A rare disease, monkeypox is now spreading in the United States for the first time, with cases climbing in most parts of the country. Public health officials are using a combination of public education and vaccines to try and stem the spread of the illness.

The virus that causes monkeypox is related to smallpox, and while the smallpox vaccine may provide some protection, it hasn’t been widely administered in the U.S. for decades. Monkeypox was discovered in 1958 when two outbreaks of a pox-like disease occurred in colonies of monkeys kept for research. Despite its name, the source of the disease remains unknown. The virus can be carried by certain rodents and primates, including people; until now, infections were limited to residents of parts of Africa and people who had traveled there.

By what epidemiologists say was a quirk of fate, gay men are currently most at risk of contracting the disease. The current outbreak appears to be related to two raves held recently in Spain and Belgium and attended primarily by gay men, according to a researcher who advises the World Health Organization. While the virus was likely transmitted via sexual contact, it can be transmitted by other kinds of close physical contact and does not distinguish between men and women or their sexual orientation.

The disease is expressed in flu-like symptoms that include soreness, a fever and swollen lymph nodes, eventually accompanied by a pimple-like rash.

“It’s difficult during the first five days” to know whether it’s the flu, COVID, monkeypox or some other illness,” said Dr. Andrew Jorgensen, chief medical officer with Outer Cape Health Services. During that time period, “it’s sort of good advice anyway: if you’re sick, stay home,” he said. If no rash appears after five days, the illness is probably not monkeypox. As always, people should check in with their healthcare provider if they’re uncertain.

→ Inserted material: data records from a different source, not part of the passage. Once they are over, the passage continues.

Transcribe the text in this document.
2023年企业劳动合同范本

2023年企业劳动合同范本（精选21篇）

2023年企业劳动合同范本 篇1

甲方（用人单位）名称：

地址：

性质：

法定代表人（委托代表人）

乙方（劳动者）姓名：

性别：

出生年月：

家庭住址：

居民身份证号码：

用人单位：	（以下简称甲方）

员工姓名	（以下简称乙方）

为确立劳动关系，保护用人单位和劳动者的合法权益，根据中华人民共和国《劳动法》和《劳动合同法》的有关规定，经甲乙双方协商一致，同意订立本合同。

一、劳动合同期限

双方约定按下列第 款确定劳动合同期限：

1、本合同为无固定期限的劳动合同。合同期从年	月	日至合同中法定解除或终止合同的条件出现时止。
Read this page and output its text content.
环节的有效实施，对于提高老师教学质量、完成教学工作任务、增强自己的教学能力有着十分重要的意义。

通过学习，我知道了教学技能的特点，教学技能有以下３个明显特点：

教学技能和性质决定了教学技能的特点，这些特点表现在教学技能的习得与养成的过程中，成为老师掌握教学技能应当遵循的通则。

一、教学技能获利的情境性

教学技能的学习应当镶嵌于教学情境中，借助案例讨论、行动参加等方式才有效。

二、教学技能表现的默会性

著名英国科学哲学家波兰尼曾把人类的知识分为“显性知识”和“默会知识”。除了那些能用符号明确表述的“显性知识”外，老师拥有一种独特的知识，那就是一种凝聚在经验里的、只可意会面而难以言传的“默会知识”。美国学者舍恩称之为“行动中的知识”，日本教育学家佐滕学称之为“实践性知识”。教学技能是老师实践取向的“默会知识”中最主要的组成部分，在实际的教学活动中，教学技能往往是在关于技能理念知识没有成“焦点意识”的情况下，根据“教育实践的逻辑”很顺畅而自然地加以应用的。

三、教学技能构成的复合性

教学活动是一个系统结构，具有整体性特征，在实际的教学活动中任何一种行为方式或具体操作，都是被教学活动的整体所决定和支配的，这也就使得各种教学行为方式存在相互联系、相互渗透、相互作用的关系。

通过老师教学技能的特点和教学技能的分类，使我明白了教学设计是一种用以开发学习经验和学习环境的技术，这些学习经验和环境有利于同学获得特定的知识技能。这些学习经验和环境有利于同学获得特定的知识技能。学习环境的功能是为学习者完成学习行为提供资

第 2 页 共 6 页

Monkeypox is spread by close, personal, usually skin-to-skin contact with an infected person’s rash, scabs or body fluids. Transmission is also possible by touching objects like clothing or bedding that have been used by an infected person. It can happen during sex, skin-to-skin hugging, massage, kissing or prolonged face-to-face contact, according to the CDC. Transmission can happen from the onset of symptoms until the rash has fully healed and a fresh layer of skin has formed, usually two to four weeks.

While monkeypox infections are rarely fatal, “it can be very, very painful,” Jorgensen said. “It’s not just like having poison ivy.” The rash is more akin to shingles, and people with confirmed cases are required to quarantine for three weeks. Staying away from work for that long, “especially if you’re living on Cape Cod in the summertime, can be financially devastating to you,” he said. For those reasons alone, public health officials are eager to stem the spread of monkeypox.

As of Monday, Massachusetts had 134 confirmed cases of the disease. Limited doses of a vaccine are available, and are being administered at clinics in Provincetown, Boston, and around a half-dozen other communities in the state. Those eligible for the vaccine include people known by public health officials to have been exposed; their sexual partners, household contacts and healthcare workers; and those who have had multiple sexual partners in the previous two weeks in a community where monkeypox is known to exist, including Provincetown.

“It’s sort of a limited population right now,” Jorgensen said.

In a “pretty herculean effort” for a small community health center, Outer Cape Health Services has vaccinated nearly 2,000 individuals so far this summer. “I’m very proud of that effort,” Jorgensen said. Vaccine eligibility is likely to expand when more doses become available, just as happened initially with the COVID vaccine. Initially, those shots were restricted to people with high-risk health conditions and the elderly. “We’re doing the same thing with the monkeypox vaccine,” he said.